When curator Michael Costello conceived Pressing the Limits, he included himself among a quartet of Santa Fe, New Mexico, printmakers he thought were pushing technical limits. While true that all four have broken new ground, however, each artist also remains deeply rooted in traditional methods.
Three, including Costello, use photography—which has a long and complex relationship with printmaking—as a starting point. But unlike Andy Warhol and Robert Rauschenberg, who appropriated photomechanical imagery in the 1960s to both comment on the repetitious devaluation of the image and juxtapose high and low imagery for poetic effect, Costello uses photography as a starting point. From there, a complex and experimental process evolves—a way to meditate on the very nature of seeing and consciousness. In his series of cloud-covered views of the North Atlantic, my favorite is “Leaving London (in the Rain),” which suggests a hidden reality not seen by the eye. Fericchloride, normally used to bite etched lines into a copper plate, is employed here to rust paper; and beeswax, commonly used to repel liquid, here keeps the imagery from being eaten away. That it incidentally makes the paper transparent is a plus, because it allows abandoned images on the back to show faintly through, adding a layer of meaning.
On several prints, Costello added a layer of dots, not unlike the magnified screen pattern of Ben Day dots featured ironically in pop art. Costello uses the pattern as a screen, forcing the viewer to become aware of the process of seeing—to “interrupt” the seeing process and “change the focus of the viewer.” An interesting concept, but I don’t think it adds to the work’s aesthetic or visceral appeal.

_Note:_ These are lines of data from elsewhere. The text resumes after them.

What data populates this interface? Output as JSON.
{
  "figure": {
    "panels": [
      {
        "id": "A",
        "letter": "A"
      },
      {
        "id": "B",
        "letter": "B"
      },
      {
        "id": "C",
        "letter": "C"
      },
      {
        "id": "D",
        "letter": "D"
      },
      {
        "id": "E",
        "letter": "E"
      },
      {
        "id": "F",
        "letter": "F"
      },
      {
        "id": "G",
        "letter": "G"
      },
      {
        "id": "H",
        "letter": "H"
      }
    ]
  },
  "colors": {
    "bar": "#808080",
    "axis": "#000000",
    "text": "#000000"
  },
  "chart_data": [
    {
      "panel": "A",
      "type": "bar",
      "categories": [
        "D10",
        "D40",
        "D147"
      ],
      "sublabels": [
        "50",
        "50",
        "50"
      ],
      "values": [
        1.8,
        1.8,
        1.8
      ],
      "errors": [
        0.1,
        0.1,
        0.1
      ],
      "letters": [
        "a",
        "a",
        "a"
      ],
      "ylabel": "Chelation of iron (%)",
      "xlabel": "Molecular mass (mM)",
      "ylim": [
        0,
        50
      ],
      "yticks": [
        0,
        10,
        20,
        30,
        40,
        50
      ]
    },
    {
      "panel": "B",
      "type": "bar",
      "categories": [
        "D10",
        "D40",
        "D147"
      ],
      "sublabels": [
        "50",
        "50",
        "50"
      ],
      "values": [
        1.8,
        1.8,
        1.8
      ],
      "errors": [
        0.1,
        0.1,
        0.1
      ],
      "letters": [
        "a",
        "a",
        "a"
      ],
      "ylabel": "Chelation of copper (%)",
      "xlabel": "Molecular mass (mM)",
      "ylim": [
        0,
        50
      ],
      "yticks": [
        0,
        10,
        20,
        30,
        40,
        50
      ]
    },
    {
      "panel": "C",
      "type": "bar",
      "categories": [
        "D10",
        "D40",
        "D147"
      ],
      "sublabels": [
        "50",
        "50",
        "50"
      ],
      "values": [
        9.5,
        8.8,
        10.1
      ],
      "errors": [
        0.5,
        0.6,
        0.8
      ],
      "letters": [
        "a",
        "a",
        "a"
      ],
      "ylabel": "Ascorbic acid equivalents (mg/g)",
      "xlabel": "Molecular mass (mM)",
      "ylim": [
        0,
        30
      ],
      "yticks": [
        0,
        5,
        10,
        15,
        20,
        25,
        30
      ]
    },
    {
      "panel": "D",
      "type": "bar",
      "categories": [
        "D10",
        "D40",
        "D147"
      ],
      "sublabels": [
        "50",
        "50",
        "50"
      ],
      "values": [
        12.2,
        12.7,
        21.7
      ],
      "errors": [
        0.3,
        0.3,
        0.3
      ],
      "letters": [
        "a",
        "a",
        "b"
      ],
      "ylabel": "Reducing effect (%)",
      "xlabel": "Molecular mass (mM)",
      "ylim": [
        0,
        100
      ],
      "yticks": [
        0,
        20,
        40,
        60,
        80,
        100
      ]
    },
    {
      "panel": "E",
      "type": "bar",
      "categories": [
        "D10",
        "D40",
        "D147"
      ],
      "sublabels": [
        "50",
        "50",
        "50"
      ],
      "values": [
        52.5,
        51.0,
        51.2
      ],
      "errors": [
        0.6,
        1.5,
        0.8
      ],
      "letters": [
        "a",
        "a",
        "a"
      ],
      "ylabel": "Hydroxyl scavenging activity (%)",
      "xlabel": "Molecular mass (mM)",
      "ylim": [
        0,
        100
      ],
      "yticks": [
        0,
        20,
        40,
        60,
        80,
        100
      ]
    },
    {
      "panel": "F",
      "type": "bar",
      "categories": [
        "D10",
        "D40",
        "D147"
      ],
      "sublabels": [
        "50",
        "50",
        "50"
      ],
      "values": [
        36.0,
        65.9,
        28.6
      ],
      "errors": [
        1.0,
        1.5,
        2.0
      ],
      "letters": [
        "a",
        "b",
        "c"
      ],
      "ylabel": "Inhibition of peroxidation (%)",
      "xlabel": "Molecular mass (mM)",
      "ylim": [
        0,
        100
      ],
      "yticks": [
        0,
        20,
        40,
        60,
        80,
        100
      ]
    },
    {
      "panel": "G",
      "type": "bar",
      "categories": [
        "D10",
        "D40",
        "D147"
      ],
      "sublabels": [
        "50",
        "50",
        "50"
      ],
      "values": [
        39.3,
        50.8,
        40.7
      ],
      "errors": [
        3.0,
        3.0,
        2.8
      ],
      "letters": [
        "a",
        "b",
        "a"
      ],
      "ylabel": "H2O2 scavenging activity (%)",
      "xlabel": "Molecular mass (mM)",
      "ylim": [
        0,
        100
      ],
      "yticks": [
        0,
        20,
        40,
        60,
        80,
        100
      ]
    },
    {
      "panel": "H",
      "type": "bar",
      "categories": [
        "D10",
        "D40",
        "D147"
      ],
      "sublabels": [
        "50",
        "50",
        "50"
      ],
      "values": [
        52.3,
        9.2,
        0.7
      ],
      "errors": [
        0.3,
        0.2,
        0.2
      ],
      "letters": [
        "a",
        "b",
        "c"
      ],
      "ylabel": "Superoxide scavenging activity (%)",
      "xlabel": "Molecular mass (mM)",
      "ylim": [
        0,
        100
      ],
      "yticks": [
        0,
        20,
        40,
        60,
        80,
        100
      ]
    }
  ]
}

Willis F. Lee and Jennifer Lynch utilize photography to call our attention to worlds usually out of sight, either below ground or too small to be noticed. Lee digs up rocks, plants and sand, then rearranges them into an invented “subterranean landscape” where what’s below the surface is as visually important as what’s above. The resulting velvety-black silhouetted images are beautiful in texture and detail. In large contact print “Subjacent X,” Lee includes reconstructed skeletons, whose bony fingers transform into flower roots.
Lynch’s sketchbook is her camera; she seeks patterns in nature, not only for their intrinsic beauty but as a way to contemplate “our relationship to nature and creation.” Her “Fractal” series is the most successful. Although her intuitive grasp of nature’s geometry, confirmed by the science of fractal geometry (microscopic geometric shapes that split into reduced-size copies of the whole) is interesting, it’s her process mimicking those natural processes that makes the work compelling. My particular favorite is “Fractal 28,” an 18-inch-square Solarplate etching on which her cutting and collaging of photographic elements are like jazz riffs on the theme of a square.
Mitchell Marti takes a totally different approach to nature—not as a source of inspiration but as an exploited natural resource; specifically, the destructive methane gas mining in the Rocky Mountain West. Eschewing the scenic and picturesque, he etches fictitious cross-sections of strata, graphs and charts, combined with lithographic and relief-printing elements, to create complex, colorful prints. The largest, with their ungainly, interlocking blocky forms and clashing colors, are deliberately unaesthetic; “ugliness” is the point. But the smaller prints have a charming sensibility, with their looping lines, pastel colors and crudely cut-out shapes. The fuzzy, delicately etched lines juxtaposed with small blocks of color in “Generalized Section I” are beautiful in spite of Marti’s efforts.
Pressing the Limits is heavy going, but the exhibit ends in a lighter spirit, in the outer gallery space. There, Costello’s monotype napkin doodles are refreshing, reminiscent of Picasso’s late drawings and Saul Steinberg’s surreal and fantastical illustrations for the New Yorker.